Cryptocurrencies become more easily trackable than fiat.
Linking Bitcoin transactions together to get a user becomes simple with FinTech and RegTech software.
Remember when the Bitfinix crypto exchange was hacked in 2016.
The hacker or hackers laundered about $4.5 billion in crypto.
On Tuesday, February 8, 2022, two individuals were arrested after being traced to the Bitfibix hack.
So far, the law agency has seized over $3.6 billion in cryptocurrency linked to the Bitfinix hack.
If cryptocurrencies are anonymous, how were the hackers caught?
Why is tracking possible in the crypto space?
Apart from the fact that the blockchain is transparent and revealing. We still have a vital reason why someone can be tracked by linking blockchain transactions.
That is where KYC comes in.
Know your customer (KYC) is the process where banks or businesses identify and verify the identity of their customers.
It is also used to confirm the identity of your clients.
Crypto exchanges are not excluded from KYC policy, as they handle money too and financial regulators impose KYC policy on all crypto exchanges.
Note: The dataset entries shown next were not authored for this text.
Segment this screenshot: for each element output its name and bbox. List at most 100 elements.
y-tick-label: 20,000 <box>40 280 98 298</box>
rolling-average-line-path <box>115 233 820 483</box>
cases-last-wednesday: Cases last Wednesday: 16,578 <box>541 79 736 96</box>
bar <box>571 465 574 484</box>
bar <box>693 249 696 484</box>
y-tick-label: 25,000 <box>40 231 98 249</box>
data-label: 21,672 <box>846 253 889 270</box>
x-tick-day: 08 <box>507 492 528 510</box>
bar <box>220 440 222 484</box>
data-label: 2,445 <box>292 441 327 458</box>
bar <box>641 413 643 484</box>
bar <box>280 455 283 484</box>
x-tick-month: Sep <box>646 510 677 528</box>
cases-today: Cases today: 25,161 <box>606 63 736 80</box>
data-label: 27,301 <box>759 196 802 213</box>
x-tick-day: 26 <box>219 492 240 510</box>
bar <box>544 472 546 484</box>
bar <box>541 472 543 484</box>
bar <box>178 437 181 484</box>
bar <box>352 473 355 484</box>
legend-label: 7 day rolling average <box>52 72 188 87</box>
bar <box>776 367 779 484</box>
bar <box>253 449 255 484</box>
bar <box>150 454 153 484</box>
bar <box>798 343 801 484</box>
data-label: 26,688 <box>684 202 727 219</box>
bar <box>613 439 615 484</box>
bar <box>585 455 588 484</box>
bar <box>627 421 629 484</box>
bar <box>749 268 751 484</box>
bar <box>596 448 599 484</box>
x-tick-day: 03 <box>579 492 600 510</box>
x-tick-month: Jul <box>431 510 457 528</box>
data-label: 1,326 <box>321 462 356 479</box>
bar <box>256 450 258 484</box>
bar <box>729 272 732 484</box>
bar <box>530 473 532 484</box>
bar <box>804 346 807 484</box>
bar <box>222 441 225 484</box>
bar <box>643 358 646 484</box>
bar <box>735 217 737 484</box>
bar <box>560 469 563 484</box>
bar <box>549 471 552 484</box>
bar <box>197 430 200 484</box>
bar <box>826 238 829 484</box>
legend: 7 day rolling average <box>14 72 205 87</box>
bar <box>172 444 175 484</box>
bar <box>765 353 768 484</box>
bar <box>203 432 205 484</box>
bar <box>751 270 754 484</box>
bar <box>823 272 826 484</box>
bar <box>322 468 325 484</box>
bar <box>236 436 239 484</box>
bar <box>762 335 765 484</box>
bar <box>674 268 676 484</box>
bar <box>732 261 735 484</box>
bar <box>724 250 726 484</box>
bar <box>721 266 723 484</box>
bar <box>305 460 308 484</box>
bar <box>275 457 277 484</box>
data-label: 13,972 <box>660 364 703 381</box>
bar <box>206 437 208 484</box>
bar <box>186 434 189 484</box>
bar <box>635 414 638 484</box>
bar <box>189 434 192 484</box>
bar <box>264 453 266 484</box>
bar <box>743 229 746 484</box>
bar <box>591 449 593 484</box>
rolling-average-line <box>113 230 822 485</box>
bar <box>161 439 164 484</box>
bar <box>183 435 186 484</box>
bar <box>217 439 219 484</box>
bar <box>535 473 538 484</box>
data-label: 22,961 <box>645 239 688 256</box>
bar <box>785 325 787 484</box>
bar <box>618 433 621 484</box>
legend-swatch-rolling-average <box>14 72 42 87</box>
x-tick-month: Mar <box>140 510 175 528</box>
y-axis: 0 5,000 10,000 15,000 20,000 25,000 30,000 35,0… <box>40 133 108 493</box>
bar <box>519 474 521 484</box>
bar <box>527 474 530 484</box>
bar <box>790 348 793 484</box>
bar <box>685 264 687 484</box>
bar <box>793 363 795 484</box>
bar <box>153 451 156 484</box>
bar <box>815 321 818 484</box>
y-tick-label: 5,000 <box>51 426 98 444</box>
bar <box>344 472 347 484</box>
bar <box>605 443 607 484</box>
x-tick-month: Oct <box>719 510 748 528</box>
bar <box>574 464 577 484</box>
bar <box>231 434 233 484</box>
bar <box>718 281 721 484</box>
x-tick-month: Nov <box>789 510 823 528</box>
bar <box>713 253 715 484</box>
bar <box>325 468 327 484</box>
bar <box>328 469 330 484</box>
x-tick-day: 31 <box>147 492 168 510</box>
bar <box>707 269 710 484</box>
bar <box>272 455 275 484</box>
The regulation is called AML (Anti-Money Laundering) and customer identity verification.
Binance CEO confirms how trackable cryptocurrencies are
Changpeng Zhao, the CEO of the world’s largest crypto exchange, Binance, was asked by Forbes about his opinion on money being laundered through crypto and fiat currencies, he revealed;
“We live in a complex world, where one country may view an act as criminal and the other may not.
A lot of people have a black and white view, but the world is actually grey. Not all banks are innocent
and not all crypto companies are bad.”
“If you are using Bitcoin, it is a transparent ledger. Once you have a few transactions, you can trace
the funds all the way back to where the coins were mined.
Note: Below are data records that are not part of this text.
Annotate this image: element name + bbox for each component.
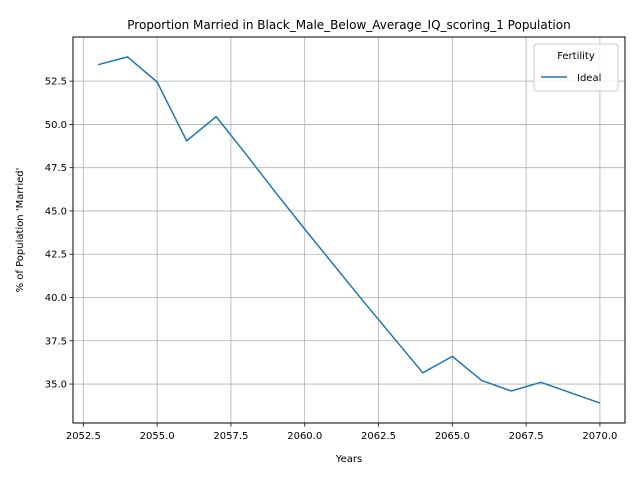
chart-title: Proportion Married in Black_Male_Below_A… xyxy=(127,18,570,32)
x-tick-label: 2067.5 xyxy=(509,431,544,442)
legend-box xyxy=(533,43,619,92)
legend: Fertility Ideal xyxy=(533,43,619,92)
series-line-ideal xyxy=(97,56,601,404)
series-lines xyxy=(97,56,601,404)
y-axis-ticks: 35.0 37.5 40.0 42.5 45.0 47.5 50.0 52.5 xyxy=(45,77,73,391)
x-tick-label: 2065.0 xyxy=(435,431,470,442)
y-tick-label: 42.5 xyxy=(45,250,67,261)
y-tick-label: 35.0 xyxy=(45,380,67,391)
y-tick-label: 45.0 xyxy=(45,206,67,217)
legend-title: Fertility xyxy=(557,51,595,62)
grid-lines xyxy=(73,37,625,423)
y-axis-label: % of Population 'Married' xyxy=(15,168,26,293)
y-tick-label: 47.5 xyxy=(45,163,67,174)
plot-area-frame xyxy=(72,36,626,424)
x-axis-label: Years xyxy=(335,454,362,465)
y-tick-label: 37.5 xyxy=(45,336,67,347)
x-axis-ticks: 2052.5 2055.0 2057.5 2060.0 2062.5 2065.0 2067… xyxy=(66,423,617,442)
legend-label: Ideal xyxy=(577,73,601,84)
x-tick-label: 2062.5 xyxy=(361,431,396,442)
x-tick-label: 2055.0 xyxy=(140,431,175,442)
x-tick-label: 2060.0 xyxy=(287,431,322,442)
y-tick-label: 50.0 xyxy=(45,120,67,131)
x-tick-label: 2057.5 xyxy=(213,431,248,442)
x-tick-label: 2052.5 xyxy=(66,431,101,442)
x-tick-label: 2070.0 xyxy=(582,431,617,442)
y-tick-label: 52.5 xyxy=(45,77,67,88)
y-tick-label: 40.0 xyxy=(45,293,67,304)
So, in this way, blockchain actually provides a very transparent ledger for everyone to analyse.
If you piece together a few data points and do a cluster analysis, it is not that hard for an algorithm to analyse the origin. Privacy coins are
harder to track, but their market cap is not that high, making larger transactions more difficult. So, to be honest, it is much easier to make illicit transactions using fiat than using crypto.”
According to Binance, sending huge amount of money through crypto can be easily traced than doing so with fiat currencies.
“The cryptocurrency market cap is so small, that if you are moving a $100 million dollars, you cannot do so without going through a centralised exchange, making it even easier to trace.”
Tracking any crypto transaction can be done by anyone, through the blockchain.
But linking the transactions to the person who made them requires additional processing with the FinTech and RegTech software, through the KYC data on the crypto exchange.
With this, tracking someone who utilizes a non-custodian wallet seems impossible, but since technology keeps advancing we won’t be surprised if it’s possible in the future.
Also, some people are not caught directly, but in link with other people.
In the crypto space, anything is possible.
NOTE: Trustwallet is a non-custodian wallet type.
The crypto space is being painted black why initially the financial system of the world is worse.
Dirty fiat is laundered from the world and channelled into the crypto space hoping to integrate as legit money.
If you think you can’t be traced using crypto for fraud, you need to have a rethink.